In chiusura, va specificato come all’Honorius citato dal romanzo è veramente attribuito un grimorio, un libro di magia: il “Liber Juratus”, o “Liber sacer” o vari altri nomi simili. Si tratta di un libro medievale di magia, di incerta datazione, ma che già veniva citato nel tredicesimo secolo. Sicuramente Doherty ha usato questo testo come base per il suo “Libro delle Ombre”, creando però un vero e proprio pseudobiblion nel momento in cui fa di quest’ultimo un autentico amplificatore di “gossip” medievale.
H. Joshua Hawes è un critico musicale di grande talento, nonché biografo ed amico di un compositore di fama internazionale: Paul Baudelin. Il critico si accorge che Baudelin, dopo aver perso la prima moglie, riesce a creare musiche meravigliose, addirittura celestiali; quando però in seguito si innamora di una nuova donna, l’ispirazione sembra scomparire. La soluzione è ovvia: sbarazzarsi di questa donna in modo che il compositore torni a creare grandi opere e che soprattutto abbia successo il saggio “La vita e la musica di Baudelin”, a cui Hawes ha dedicato tanto tempo. Quando però il musicista subodora qualcosa, inizia un racconto delizioso e dalle mille sorprese.
Va segnalato che Nevins è un vero biografo, come il suo personaggio: nel 1988 ha scritto la biografia di Cornell Woolrich, “First You Dream, Then You Die”.
Il colonnello Alec Nivin è intento a firmare autografi per il suo libro “Le memorie di una spia” (Memories of a Spy) che, a quanto pare, sta avendo un ottimo successo. Ma l'atmosfera cambia quando un uomo misterioso passa allo scrittore un foglio con su scritto «Dobbiamo parlare. Ora!» C'è uno scontro verbale tra i due, poi l’uomo misterioso scompare... e ben presto il colonnello scrittore verrà ritrovato morto.

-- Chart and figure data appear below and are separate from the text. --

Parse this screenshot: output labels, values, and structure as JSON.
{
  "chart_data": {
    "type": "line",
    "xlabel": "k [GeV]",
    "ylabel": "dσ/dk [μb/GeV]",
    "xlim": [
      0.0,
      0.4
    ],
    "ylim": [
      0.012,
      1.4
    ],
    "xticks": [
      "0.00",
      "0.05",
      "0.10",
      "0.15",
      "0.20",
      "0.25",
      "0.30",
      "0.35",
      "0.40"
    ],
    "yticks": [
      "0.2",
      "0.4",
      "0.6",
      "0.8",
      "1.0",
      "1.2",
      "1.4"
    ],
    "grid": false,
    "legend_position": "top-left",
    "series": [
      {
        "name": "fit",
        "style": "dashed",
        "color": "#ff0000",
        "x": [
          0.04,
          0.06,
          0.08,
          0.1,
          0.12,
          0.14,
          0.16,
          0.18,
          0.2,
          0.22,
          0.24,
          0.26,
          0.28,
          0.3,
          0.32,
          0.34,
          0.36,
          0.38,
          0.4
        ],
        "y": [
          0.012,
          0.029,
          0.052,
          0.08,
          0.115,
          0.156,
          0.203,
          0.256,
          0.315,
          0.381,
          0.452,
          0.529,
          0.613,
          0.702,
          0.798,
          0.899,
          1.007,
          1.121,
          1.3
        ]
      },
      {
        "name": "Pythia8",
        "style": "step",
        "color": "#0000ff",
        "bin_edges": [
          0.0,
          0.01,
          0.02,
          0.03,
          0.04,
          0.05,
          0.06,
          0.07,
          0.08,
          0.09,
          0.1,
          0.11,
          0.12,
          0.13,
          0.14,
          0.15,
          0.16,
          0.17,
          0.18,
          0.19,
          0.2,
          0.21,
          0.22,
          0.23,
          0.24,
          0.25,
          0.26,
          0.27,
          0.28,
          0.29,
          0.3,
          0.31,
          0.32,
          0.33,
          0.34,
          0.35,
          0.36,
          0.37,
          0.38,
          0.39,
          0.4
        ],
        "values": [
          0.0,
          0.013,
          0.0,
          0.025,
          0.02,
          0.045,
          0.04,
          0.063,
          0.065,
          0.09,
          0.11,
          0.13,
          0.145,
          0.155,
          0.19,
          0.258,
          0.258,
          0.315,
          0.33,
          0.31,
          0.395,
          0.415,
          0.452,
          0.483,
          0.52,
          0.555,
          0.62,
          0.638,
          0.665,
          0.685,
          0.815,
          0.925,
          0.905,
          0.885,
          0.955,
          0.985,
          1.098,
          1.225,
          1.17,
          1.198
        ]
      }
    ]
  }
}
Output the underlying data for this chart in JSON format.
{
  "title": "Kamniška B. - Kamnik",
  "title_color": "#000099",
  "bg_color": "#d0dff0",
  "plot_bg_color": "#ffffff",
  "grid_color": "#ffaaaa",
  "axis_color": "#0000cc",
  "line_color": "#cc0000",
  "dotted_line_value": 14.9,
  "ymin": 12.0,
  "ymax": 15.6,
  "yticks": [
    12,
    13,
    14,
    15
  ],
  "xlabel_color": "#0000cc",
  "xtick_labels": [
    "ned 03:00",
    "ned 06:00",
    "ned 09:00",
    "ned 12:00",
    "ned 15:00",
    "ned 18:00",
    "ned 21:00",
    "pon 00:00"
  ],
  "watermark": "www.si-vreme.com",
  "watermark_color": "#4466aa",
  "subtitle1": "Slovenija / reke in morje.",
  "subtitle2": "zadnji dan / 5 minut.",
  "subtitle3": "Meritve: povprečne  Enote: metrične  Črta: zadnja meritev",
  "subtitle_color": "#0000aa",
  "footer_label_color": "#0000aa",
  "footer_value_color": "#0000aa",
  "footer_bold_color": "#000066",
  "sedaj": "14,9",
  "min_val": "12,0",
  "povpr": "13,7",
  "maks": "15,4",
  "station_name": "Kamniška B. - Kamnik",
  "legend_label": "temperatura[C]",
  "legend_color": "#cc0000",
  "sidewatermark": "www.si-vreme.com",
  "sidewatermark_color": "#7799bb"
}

Ma che genere di libro ha scritto questo Nivin? «È per caso un libro del tipo “Come ho vinto la guerra da solo”?» chiede Queen padre. «No - risponde il figlio - è più simile alla rubrica dei pettegolezzi. È una raccolta di scandali di guerra. Nivin era una spia inglese e trovò dei documenti che i tedeschi non avevano bruciato quando evacuarono Parigi.»
In realtà il libro contiene anche rivelazioni “piccanti”. Si scopre che Sonja Dobrenskov, moglie del diplomatico Aleksej, è andata a trovare Nivin per pregarlo di non rivelare il loro torbido passato insieme. «Quel libro è un’accusa!» racconta la donna piangente all’attuale marito.
Com’è d’uso nei telefilm di Ellery Queen, lasciamo agli spettatori scoprire chi ha ucciso Nivin a causa del libro da lui scritto...
Chiudiamo con una velocissima citazione di “The Shanghai Solution”, pseudobiblion in giallo citato ne “Il premio letterario” (1x13), un altro episodio della serie “Ellery Queen”.